Posted in Environmental Concerns, World Food on November 5, 2009 by alejandracuellar

“The American Soybean Association is promoting “analogue” dals–soybean extrusions shaped into pellets that look like black gram, green gram, pigeon pea, lentil and kidney bean. The diet they envision would be a monoculture of soybean; only its appearance would be diverse.”

                                                                                     -Vandana Shiva

It’s a strange thing that diversity is being artificially reproduced in this way: it’s as if we were removing our eyes out of our faces only to replace them with glass eyes that resemble our old ones.   

soy products

To begin to talk about this the silent conquest of the soybean I propose two questions: what has been the process of soy taking over the system? What has been lost to the growing dependence of soy? 
The first question begins with the diminishing diversity in our global society. In our incredibly diverse world, different climates, soils and plants give rise to particular food cultures. The fact is that the modern industrial agriculture systems would rather erase the complex indigenous ways and simplify to create mono-cultures of a a few types of food. The soybean has become one of these ‘super-foods’ that have been manipulated to erase the notion of diversity in food. Soy is now infiltrated in about 60% of all food products in the market. 

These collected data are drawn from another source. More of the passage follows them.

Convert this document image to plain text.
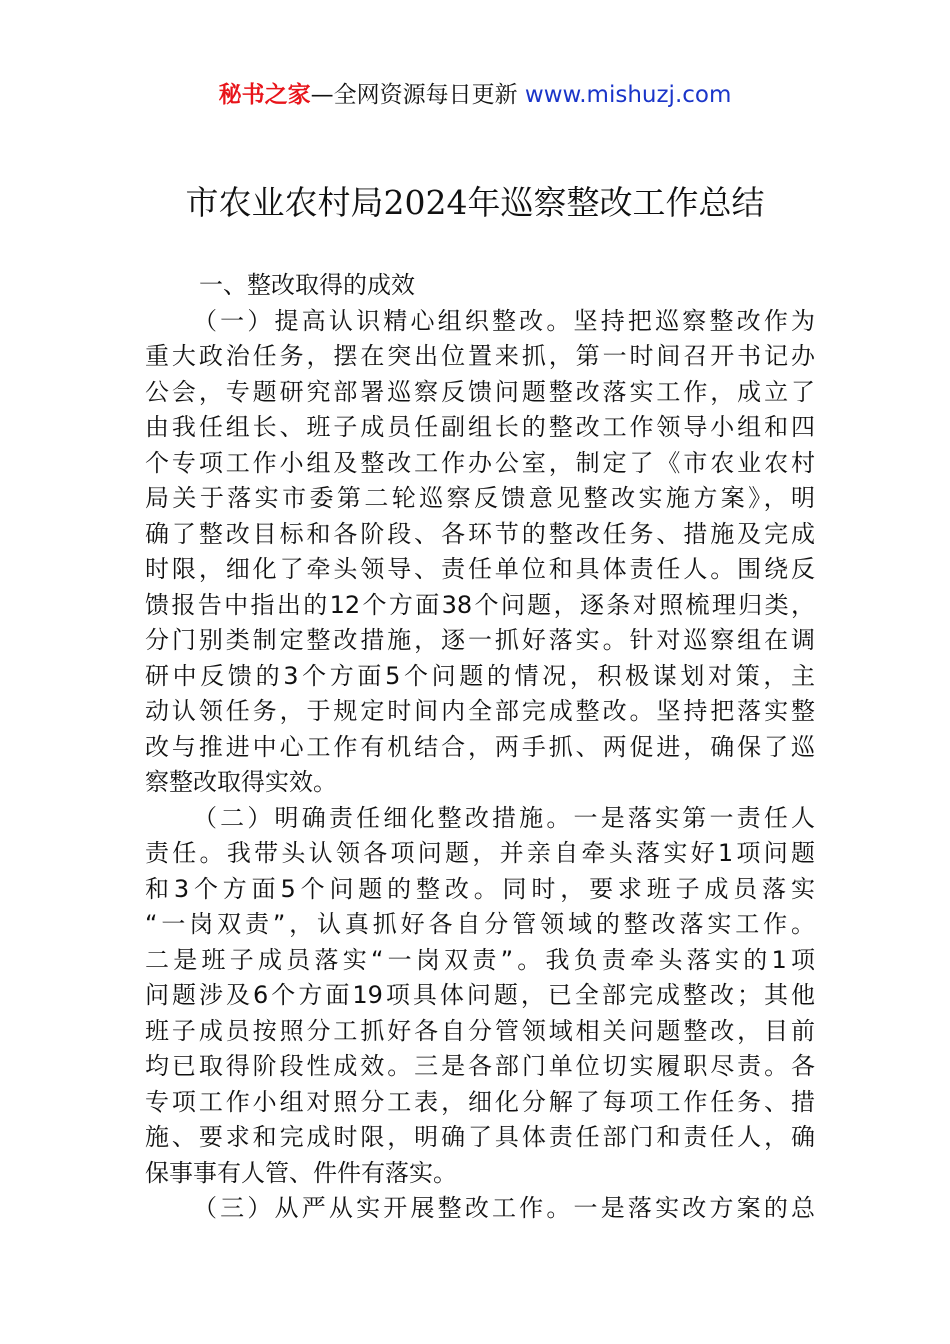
秘书之家—全网资源每日更新 www.mishuzj.com
市农业农村局2024年巡察整改工作总结
一、整改取得的成效
（一）提高认识精心组织整改。坚持把巡察整改作为
重大政治任务，摆在突出位置来抓，第一时间召开书记办
公会，专题研究部署巡察反馈问题整改落实工作，成立了
由我任组长、班子成员任副组长的整改工作领导小组和四
个专项工作小组及整改工作办公室，制定了《市农业农村
局关于落实市委第二轮巡察反馈意见整改实施方案》，明
确了整改目标和各阶段、各环节的整改任务、措施及完成
时限，细化了牵头领导、责任单位和具体责任人。围绕反
馈报告中指出的12个方面38个问题，逐条对照梳理归类，
分门别类制定整改措施，逐一抓好落实。针对巡察组在调
研中反馈的3个方面5个问题的情况，积极谋划对策，主
动认领任务，于规定时间内全部完成整改。坚持把落实整
改与推进中心工作有机结合，两手抓、两促进，确保了巡
察整改取得实效。
（二）明确责任细化整改措施。一是落实第一责任人
责任。我带头认领各项问题，并亲自牵头落实好1项问题
和3个方面5个问题的整改。同时，要求班子成员落实
“一岗双责”，认真抓好各自分管领域的整改落实工作。
二是班子成员落实“一岗双责”。我负责牵头落实的1项
问题涉及6个方面19项具体问题，已全部完成整改；其他
班子成员按照分工抓好各自分管领域相关问题整改，目前
均已取得阶段性成效。三是各部门单位切实履职尽责。各
专项工作小组对照分工表，细化分解了每项工作任务、措
施、要求和完成时限，明确了具体责任部门和责任人，确
保事事有人管、件件有落实。
（三）从严从实开展整改工作。一是落实改方案的总
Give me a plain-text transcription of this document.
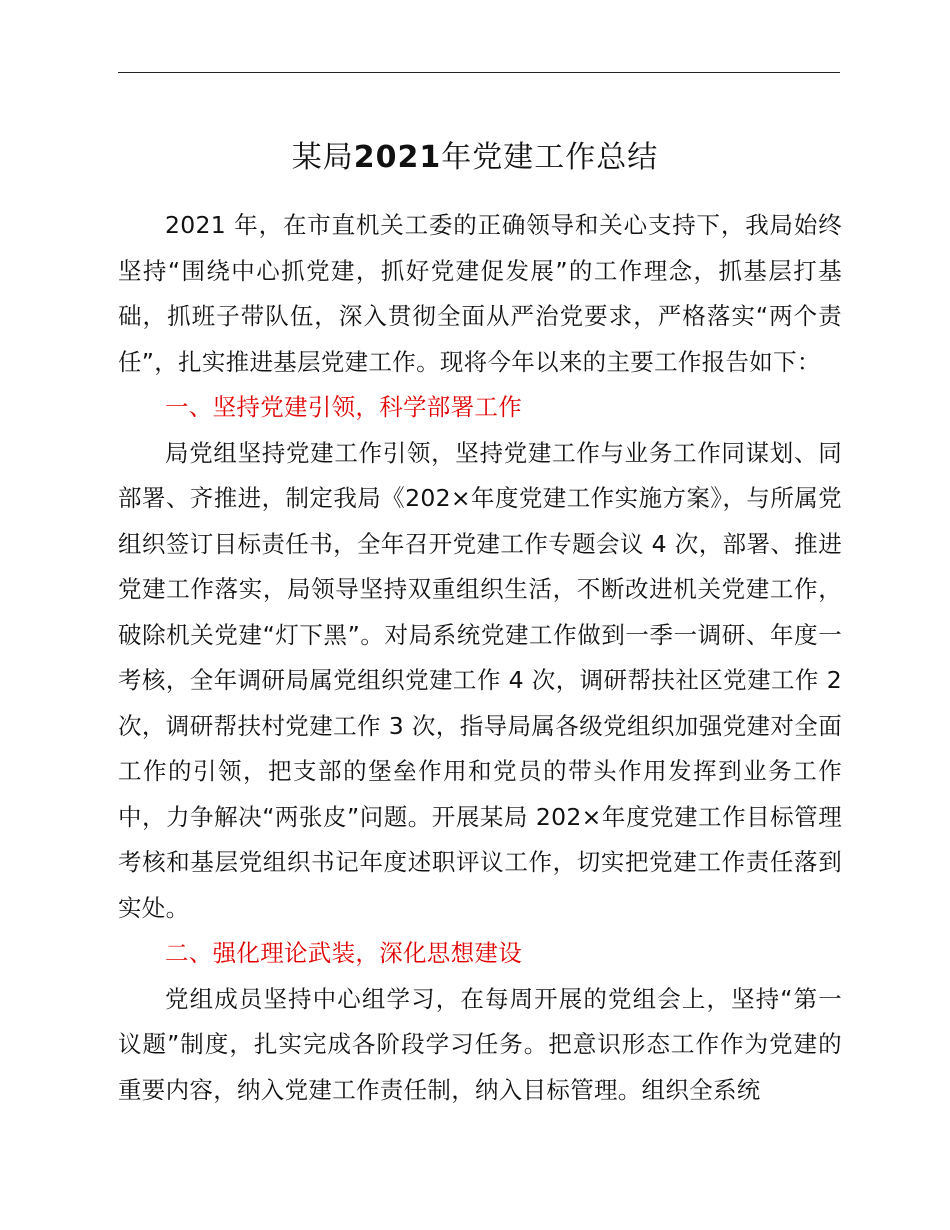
某局2021年党建工作总结

2021 年，在市直机关工委的正确领导和关心支持下，我局始终坚持“围绕中心抓党建，抓好党建促发展”的工作理念，抓基层打基础，抓班子带队伍，深入贯彻全面从严治党要求，严格落实“两个责任”，扎实推进基层党建工作。现将今年以来的主要工作报告如下：

一、坚持党建引领，科学部署工作

局党组坚持党建工作引领，坚持党建工作与业务工作同谋划、同部署、齐推进，制定我局《202×年度党建工作实施方案》，与所属党组织签订目标责任书，全年召开党建工作专题会议 4 次，部署、推进党建工作落实，局领导坚持双重组织生活，不断改进机关党建工作，破除机关党建“灯下黑”。对局系统党建工作做到一季一调研、年度一考核，全年调研局属党组织党建工作 4 次，调研帮扶社区党建工作 2 次，调研帮扶村党建工作 3 次，指导局属各级党组织加强党建对全面工作的引领，把支部的堡垒作用和党员的带头作用发挥到业务工作中，力争解决“两张皮”问题。开展某局 202×年度党建工作目标管理考核和基层党组织书记年度述职评议工作，切实把党建工作责任落到实处。

二、强化理论武装，深化思想建设

党组成员坚持中心组学习，在每周开展的党组会上，坚持“第一议题”制度，扎实完成各阶段学习任务。把意识形态工作作为党建的重要内容，纳入党建工作责任制，纳入目标管理。组织全系统
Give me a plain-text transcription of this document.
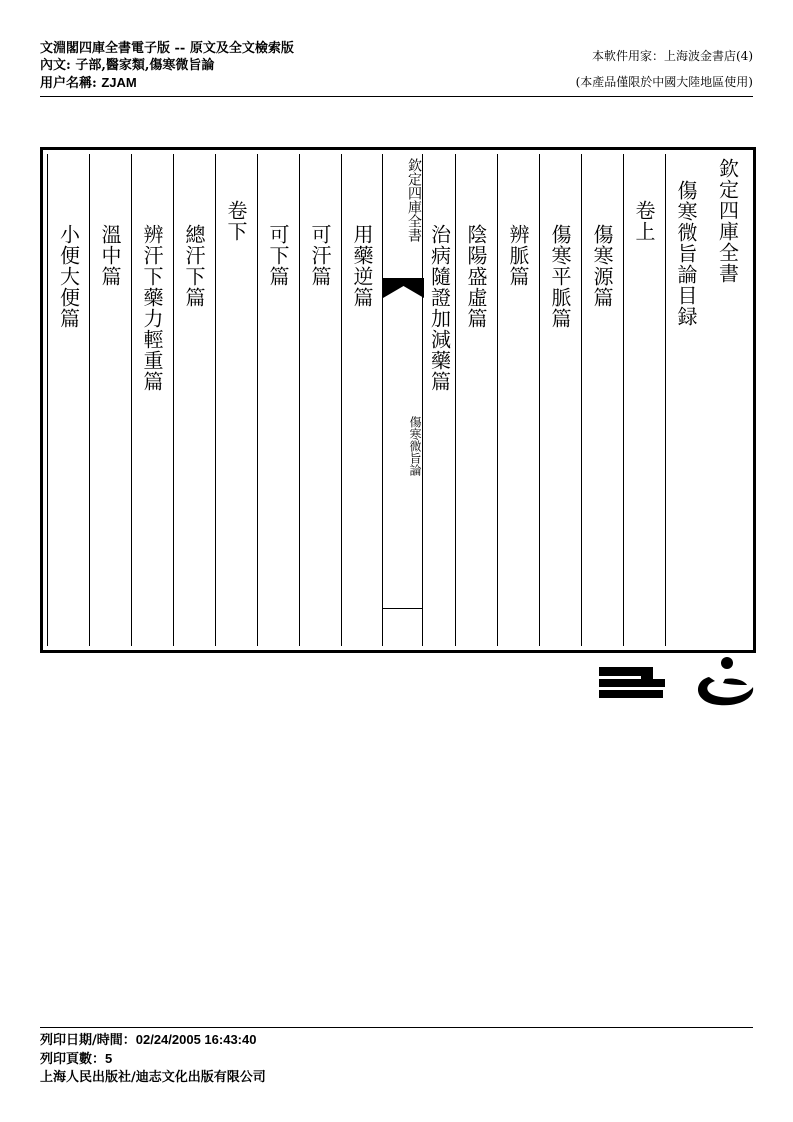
文淵閣四庫全書電子版 -- 原文及全文檢索版
內文: 子部,醫家類,傷寒微旨論
用户名稱: ZJAM
本軟件用家：上海波金書店(4)
(本產品僅限於中國大陸地區使用)
欽定四庫全書
傷寒微旨論目録
卷上
傷寒源篇
傷寒平脈篇
辨脈篇
陰陽盛虛篇
治病隨證加減藥篇
欽定四庫全書
傷寒微旨論
用藥逆篇
可汗篇
可下篇
卷下
總汗下篇
辨汗下藥力輕重篇
溫中篇
小便大便篇
列印日期/時間：02/24/2005 16:43:40
列印頁數：5
上海人民出版社/迪志文化出版有限公司
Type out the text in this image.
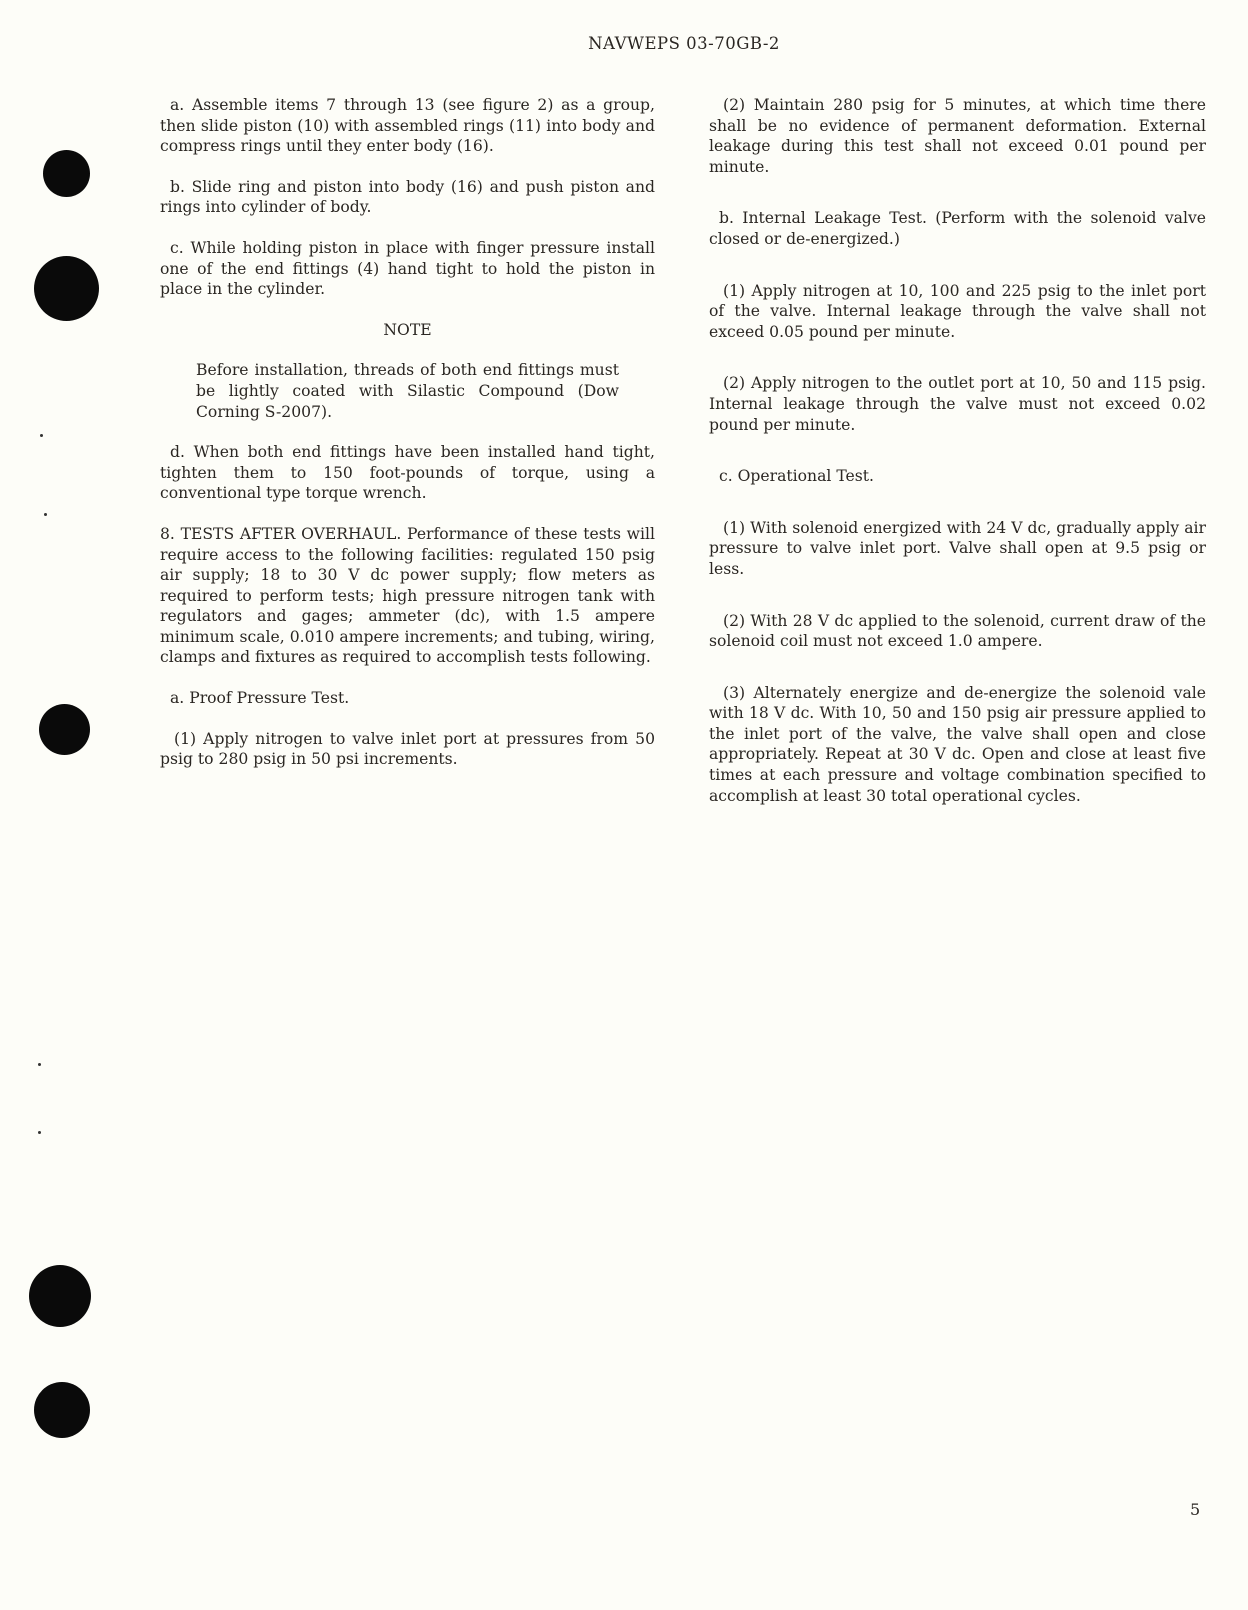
NAVWEPS 03-70GB-2

a. Assemble items 7 through 13 (see figure 2) as a group, then slide piston (10) with assembled rings (11) into body and compress rings until they enter body (16).

b. Slide ring and piston into body (16) and push piston and rings into cylinder of body.

c. While holding piston in place with finger pressure install one of the end fittings (4) hand tight to hold the piston in place in the cylinder.

NOTE

Before installation, threads of both end fittings must be lightly coated with Silastic Compound (Dow Corning S-2007).

d. When both end fittings have been installed hand tight, tighten them to 150 foot-pounds of torque, using a conventional type torque wrench.

8. TESTS AFTER OVERHAUL. Performance of these tests will require access to the following facilities: regulated 150 psig air supply; 18 to 30 V dc power supply; flow meters as required to perform tests; high pressure nitrogen tank with regulators and gages; ammeter (dc), with 1.5 ampere minimum scale, 0.010 ampere increments; and tubing, wiring, clamps and fixtures as required to accomplish tests following.

a. Proof Pressure Test.

(1) Apply nitrogen to valve inlet port at pressures from 50 psig to 280 psig in 50 psi increments.

(2) Maintain 280 psig for 5 minutes, at which time there shall be no evidence of permanent deformation. External leakage during this test shall not exceed 0.01 pound per minute.

b. Internal Leakage Test. (Perform with the solenoid valve closed or de-energized.)

(1) Apply nitrogen at 10, 100 and 225 psig to the inlet port of the valve. Internal leakage through the valve shall not exceed 0.05 pound per minute.

(2) Apply nitrogen to the outlet port at 10, 50 and 115 psig. Internal leakage through the valve must not exceed 0.02 pound per minute.

c. Operational Test.

(1) With solenoid energized with 24 V dc, gradually apply air pressure to valve inlet port. Valve shall open at 9.5 psig or less.

(2) With 28 V dc applied to the solenoid, current draw of the solenoid coil must not exceed 1.0 ampere.

(3) Alternately energize and de-energize the solenoid vale with 18 V dc. With 10, 50 and 150 psig air pressure applied to the inlet port of the valve, the valve shall open and close appropriately. Repeat at 30 V dc. Open and close at least five times at each pressure and voltage combination specified to accomplish at least 30 total operational cycles.

5
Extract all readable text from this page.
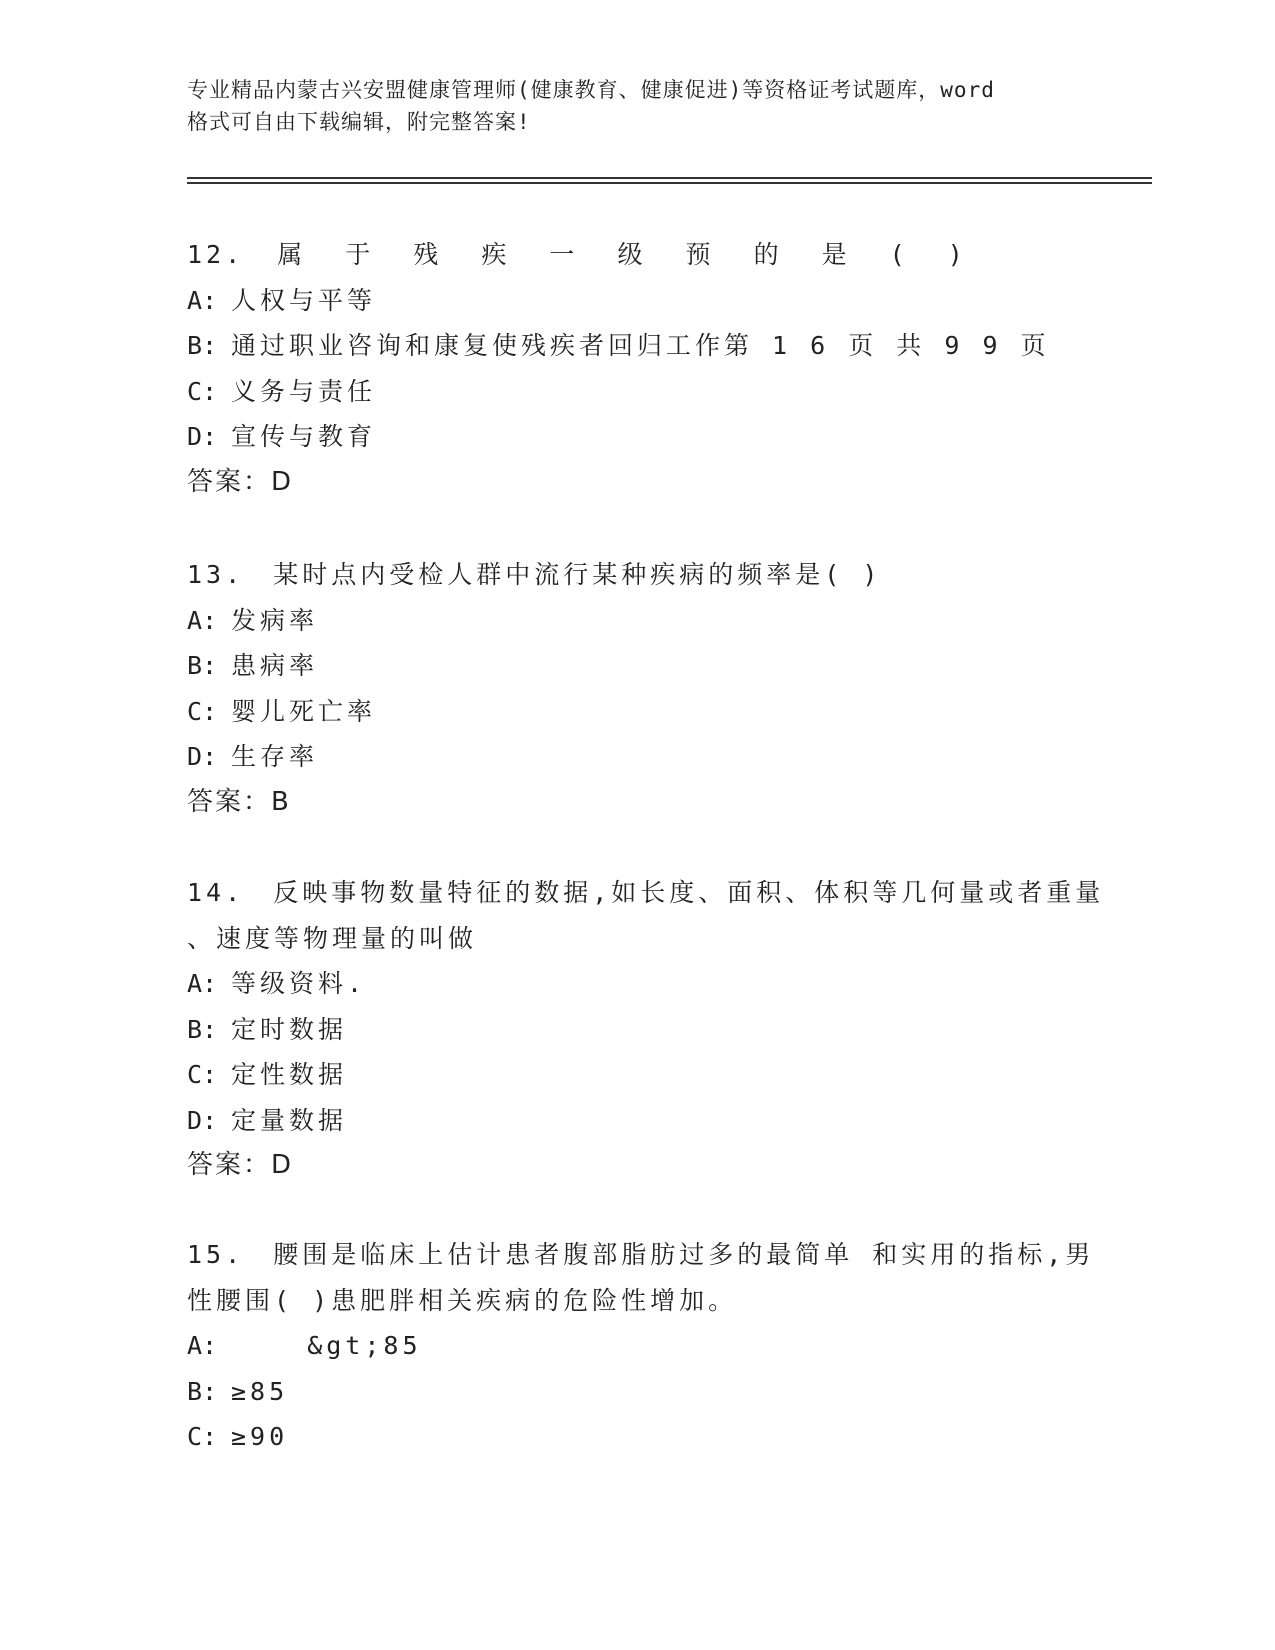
专业精品内蒙古兴安盟健康管理师(健康教育、健康促进)等资格证考试题库，word
格式可自由下载编辑，附完整答案!
12. 属 于 残 疾 一 级 预 的 是 ( )
A: 人权与平等
B: 通过职业咨询和康复使残疾者回归工作第 1 6 页 共 9 9 页
C: 义务与责任
D: 宣传与教育
答案：D
13. 某时点内受检人群中流行某种疾病的频率是( )
A: 发病率
B: 患病率
C: 婴儿死亡率
D: 生存率
答案：B
14. 反映事物数量特征的数据,如长度、面积、体积等几何量或者重量
、速度等物理量的叫做
A: 等级资料.
B: 定时数据
C: 定性数据
D: 定量数据
答案：D
15. 腰围是临床上估计患者腹部脂肪过多的最简单 和实用的指标,男
性腰围( )患肥胖相关疾病的危险性增加。
A:    &gt;85
B: ≥85
C: ≥90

Vandana Shiva’s Stolen Harvest depicts the case of the mustard seed oil tragedy in India. She talks about the importance of this indigenous oil to the Bengalis, starting from the central place  as the main flavoring in the local cuisine in many regions, to the medicinal value, to women’s roles in cultivating the land to acquire the mustard seeds, and to the way in which smaller community based systems function efficiently and ensure food security. In 1998 there was a mysterious contamination of the mustard oil: in the name of ‘food safety,’ the community-based systems of food and health safety were quickly dismantled and note, quickly replaced by soy bean oil imports.  

Who has been made to believe they should eat soy, and what are soy products marketed as? Health food, meat is bad, soy can save you, you need not worry anymore.